Compared with controls, patients implanted with the leadless pacemaker had a 51% RR reduction for major complications, a 54% RR reduction for hospitalization and an 87% RR reduction for system revision, according to the results.

Mean pacing capture threshold for the leadless pacemaker was 0.63 V at 0.24 ms at implant and 0.54 V at 0.24 ms at 6 months, according to the researchers, who estimated median battery longevity as 12.5 years.

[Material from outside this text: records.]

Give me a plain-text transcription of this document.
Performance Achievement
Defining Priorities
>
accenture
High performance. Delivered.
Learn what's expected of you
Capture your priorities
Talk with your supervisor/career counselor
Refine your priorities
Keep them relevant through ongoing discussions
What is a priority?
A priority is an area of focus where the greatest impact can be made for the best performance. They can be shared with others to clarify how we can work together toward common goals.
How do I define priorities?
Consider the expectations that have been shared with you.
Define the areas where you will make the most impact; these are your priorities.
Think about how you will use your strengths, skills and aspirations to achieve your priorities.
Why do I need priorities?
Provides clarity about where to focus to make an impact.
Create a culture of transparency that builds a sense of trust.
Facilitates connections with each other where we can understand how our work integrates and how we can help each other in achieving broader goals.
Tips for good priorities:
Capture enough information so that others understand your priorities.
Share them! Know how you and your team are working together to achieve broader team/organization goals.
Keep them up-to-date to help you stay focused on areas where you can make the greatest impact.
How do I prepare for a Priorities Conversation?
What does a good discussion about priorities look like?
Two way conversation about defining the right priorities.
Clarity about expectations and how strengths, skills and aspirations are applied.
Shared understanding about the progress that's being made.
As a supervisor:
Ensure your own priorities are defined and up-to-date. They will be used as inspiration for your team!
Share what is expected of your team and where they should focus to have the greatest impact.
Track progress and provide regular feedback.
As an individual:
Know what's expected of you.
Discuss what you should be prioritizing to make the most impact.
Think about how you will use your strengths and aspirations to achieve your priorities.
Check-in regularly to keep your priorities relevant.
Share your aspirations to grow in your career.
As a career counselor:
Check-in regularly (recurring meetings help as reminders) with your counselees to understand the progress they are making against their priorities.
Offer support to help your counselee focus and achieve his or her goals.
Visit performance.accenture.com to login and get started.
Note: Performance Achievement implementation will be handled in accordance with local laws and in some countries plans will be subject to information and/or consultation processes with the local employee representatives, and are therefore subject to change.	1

Mean R-wave amplitude was 11.2 mV at implant and 15.3 mV at 6 months, whereas mean pacing impedance was 724 ohm at implant and 627 ohm at 6 months.

“The concept of transcatheter leadless pacing has been a vision for the past 35 years, and it looks as though we’re finally getting there,” Reynolds said. – by Erik Swain

References:

Reynolds D, et al. CS.02: Cutting Edge Technologies in EP. Presented at: American Heart Association Scientific Sessions; Nov. 7-11, 2015; Orlando, Fla.

Reynolds D, et al. N Engl J Med. 2015;doi:10.1056/NEJMoa1511643.

Disclosure: The study was funded by Medtronic. Reynolds reports consulting for Medtronic. See the full study for a list of the other authors’ relevant financial disclosures.